Pip: Move _get_abstract_dist_for out of the resolver

Created on 19 Feb 2020 · 6Comments · Source: pypa/pip

What's the problem this feature will solve?
In order to query things like metadata for a requirement, you need to prepare that requirement (and ultimately, get an "abstract distribution" for the requirement. The function that does this is currently a method of the resolver, meaning that any new resolver won't have access to it.

Rather than reimplement the same (or similar) functionality, move the function out of the resolver.

Describe the solution you'd like
Have a function in pip's internal API that returns an abstract distribution object for a requirement. Basically, Resolver._get_abstract_dist_for, but either as a standalone function or a method on theInstallRequirement (it's extremely unclear to me why this isn't a method on the requirement already...)

The new resolver will need to call this API to get dependencies for a requirement.

Alternative Solutions
We could reimplement the necessary state changes independently for the new resolver. This would duplicate work, though, as well as introducing the risk of discrepancies.

The "project" model is a more ambitious refactoring that moves all of this functionaility into a stateful "project" object. This feature is a smaller, less ambitious step to achieve just what is needed right now.

Additional context
This method is part of the process whereby an InstallRequirement moves through stages from just being an abstract description of what is needed to a concrete, installable object. Those state change methods should be easily identifiable and located close to each other, for ease of reference and understanding, but historically they were scattered across the codebase with requirement objects being progressed as dictated by the needs of the control flow.

Creating an abstract dist only makes sense for an InstallRequirement where we have identified the location of the code (a URL, or a local directory/file). There is an earlier state change, from "specifier" to actual object, that is much more tightly integrated with the current resolver (populate_link). This is currently all part of the one _make_abstract_dist_for method, and will need to be separated out.

It is likely that this change will need to be implemented as a series of smaller refactorings.

dependency resolution refactor

Source

pfmoore

All 6 comments

Would it make sense to memoize the requirement's "abstract distribution" as well?

swchoi727 on 21 Feb 2020

The result of _get_abstract_dist_for() changes when the InstallRequirement mutates (sometimes), so… no, I guess? The term does not make sense to me here, with the input parameter being mutable.

uranusjr on 21 Feb 2020

👍1

Having said that, I do think there's value in trying to reduce the number of calls we make to get metadata. In theory the metadata for a given wheel should never change, so memoising/caching it is plausible, even if the InstallRequirement itself is mutable. In practice, there's lots of environment dependencies (because build steps can basically do anything they want - "if it's Tuesday, we depend on setuptools") so getting such caching right is hard. (And yes, I know that caching is a slightly different problem than per-process memoisation).
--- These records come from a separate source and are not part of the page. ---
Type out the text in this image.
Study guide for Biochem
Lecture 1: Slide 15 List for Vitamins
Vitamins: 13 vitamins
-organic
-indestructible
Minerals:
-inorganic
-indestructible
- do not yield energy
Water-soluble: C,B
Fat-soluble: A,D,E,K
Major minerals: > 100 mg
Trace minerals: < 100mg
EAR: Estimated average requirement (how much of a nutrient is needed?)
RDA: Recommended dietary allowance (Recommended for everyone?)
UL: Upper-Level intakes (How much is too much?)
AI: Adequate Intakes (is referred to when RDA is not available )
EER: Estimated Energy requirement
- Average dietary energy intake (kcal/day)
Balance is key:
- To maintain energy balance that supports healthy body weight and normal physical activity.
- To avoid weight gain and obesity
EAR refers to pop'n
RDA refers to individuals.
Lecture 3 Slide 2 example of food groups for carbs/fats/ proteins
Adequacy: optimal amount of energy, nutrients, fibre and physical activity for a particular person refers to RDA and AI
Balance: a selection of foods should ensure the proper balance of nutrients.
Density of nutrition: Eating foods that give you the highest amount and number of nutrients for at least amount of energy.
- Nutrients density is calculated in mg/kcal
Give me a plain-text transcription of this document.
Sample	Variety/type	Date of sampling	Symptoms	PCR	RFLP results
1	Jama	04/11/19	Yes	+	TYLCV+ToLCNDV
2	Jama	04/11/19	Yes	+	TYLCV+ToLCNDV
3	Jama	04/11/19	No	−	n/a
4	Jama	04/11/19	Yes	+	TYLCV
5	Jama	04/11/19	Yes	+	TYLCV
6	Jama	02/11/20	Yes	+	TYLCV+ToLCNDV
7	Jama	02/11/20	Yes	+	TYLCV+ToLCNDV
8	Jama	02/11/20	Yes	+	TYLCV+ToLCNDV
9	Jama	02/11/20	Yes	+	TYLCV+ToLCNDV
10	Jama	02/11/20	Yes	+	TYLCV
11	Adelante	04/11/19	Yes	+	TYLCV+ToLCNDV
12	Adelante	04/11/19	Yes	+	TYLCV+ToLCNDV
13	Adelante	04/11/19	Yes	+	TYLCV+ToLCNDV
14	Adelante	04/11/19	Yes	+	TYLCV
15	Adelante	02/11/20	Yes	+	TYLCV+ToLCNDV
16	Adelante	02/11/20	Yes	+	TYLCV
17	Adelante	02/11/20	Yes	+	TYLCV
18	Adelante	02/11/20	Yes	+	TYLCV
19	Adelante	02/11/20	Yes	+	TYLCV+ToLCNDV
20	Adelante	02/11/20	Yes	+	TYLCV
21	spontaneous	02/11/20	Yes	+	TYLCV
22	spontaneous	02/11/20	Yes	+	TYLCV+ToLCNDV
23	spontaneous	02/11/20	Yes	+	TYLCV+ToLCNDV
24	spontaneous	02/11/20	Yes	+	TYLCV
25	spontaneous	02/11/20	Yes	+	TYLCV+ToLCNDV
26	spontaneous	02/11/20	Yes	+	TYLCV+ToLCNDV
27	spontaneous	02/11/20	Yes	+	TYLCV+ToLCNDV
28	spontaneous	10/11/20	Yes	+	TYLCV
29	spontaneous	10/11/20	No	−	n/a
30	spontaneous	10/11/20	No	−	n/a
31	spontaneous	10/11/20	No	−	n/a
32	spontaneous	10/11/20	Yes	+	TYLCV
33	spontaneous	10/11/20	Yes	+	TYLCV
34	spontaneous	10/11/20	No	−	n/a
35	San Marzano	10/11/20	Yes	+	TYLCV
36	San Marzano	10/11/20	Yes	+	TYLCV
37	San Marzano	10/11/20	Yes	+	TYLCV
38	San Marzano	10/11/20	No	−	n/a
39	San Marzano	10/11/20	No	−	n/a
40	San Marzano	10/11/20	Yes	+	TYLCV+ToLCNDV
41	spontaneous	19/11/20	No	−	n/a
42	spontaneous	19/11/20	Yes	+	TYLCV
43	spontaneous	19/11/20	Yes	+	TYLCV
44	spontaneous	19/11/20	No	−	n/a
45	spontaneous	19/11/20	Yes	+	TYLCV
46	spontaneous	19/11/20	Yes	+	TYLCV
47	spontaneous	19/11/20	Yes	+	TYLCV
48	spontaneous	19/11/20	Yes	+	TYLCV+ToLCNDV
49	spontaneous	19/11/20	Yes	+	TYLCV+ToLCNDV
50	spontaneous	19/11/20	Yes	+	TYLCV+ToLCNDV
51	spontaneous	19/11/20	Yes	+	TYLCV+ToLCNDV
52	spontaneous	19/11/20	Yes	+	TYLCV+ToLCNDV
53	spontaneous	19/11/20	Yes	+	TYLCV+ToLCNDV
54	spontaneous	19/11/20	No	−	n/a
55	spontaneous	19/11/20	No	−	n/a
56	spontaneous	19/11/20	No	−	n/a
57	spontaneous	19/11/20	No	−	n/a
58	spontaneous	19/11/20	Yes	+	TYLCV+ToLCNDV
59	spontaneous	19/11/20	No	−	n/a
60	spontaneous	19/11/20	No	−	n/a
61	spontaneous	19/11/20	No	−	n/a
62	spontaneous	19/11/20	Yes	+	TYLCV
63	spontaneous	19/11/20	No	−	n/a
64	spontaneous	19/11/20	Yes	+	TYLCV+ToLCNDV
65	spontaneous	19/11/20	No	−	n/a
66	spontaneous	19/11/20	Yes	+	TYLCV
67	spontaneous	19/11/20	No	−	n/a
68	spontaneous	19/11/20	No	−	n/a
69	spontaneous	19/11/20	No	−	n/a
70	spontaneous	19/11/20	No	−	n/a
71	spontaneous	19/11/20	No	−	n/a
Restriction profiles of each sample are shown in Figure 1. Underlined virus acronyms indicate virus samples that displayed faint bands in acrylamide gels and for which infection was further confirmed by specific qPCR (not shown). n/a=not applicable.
It's something I'd like to look at longer-term, but I think we should get the code right before trying to optimise.

pfmoore on 21 Feb 2020

Honestly, I think it's OK to break users that do fancy things like "depend on X if \" where the state of environment could change as the package is being installed.

Basically, if we ask a package what it depends on and we get different answers on different tries, I think it's reasonable to blame the package for doing too-smart things.

pradyunsg on 21 Feb 2020

👍1

I think it's reasonable to blame the package for doing too-smart things.

I agree, and I actually think that it might be good to deliberately make that assumption (for example, by adding some form of cache for dependency information - whether just in-process or persistent).

As a pip-level decision, we can frame this as "pip doesn't support packages that dynamically generate dependency information that changes based on the environment" and point to our caching implementation for the precise rules.

But I think that for the long-term benefit of the ecosystem, it would be a good idea to place some restrictions on how dynamic project metadata is allowed to be in the standards. So the metadata standard could gain a statement that says something along the lines of "package metadata MUST only depend on [some set of relatively stable conditions]". Working out what a good set of conditions are would be a lot easier if we had evidence that pip assumed a particular set of rules and the world hadn't fallen apart 🙂

pfmoore on 24 Feb 2020

Strategy-wise: Another alternative is to copy useful functions out as needed. We've done a lot to break up situations where we had previously "de-duplicated" some code, because it is so much harder to reason about when there are multiple callers making different assumptions. If there is some common structure there that's useful then it would be much easier to see after making a copy of the function work for the new use case in isolation.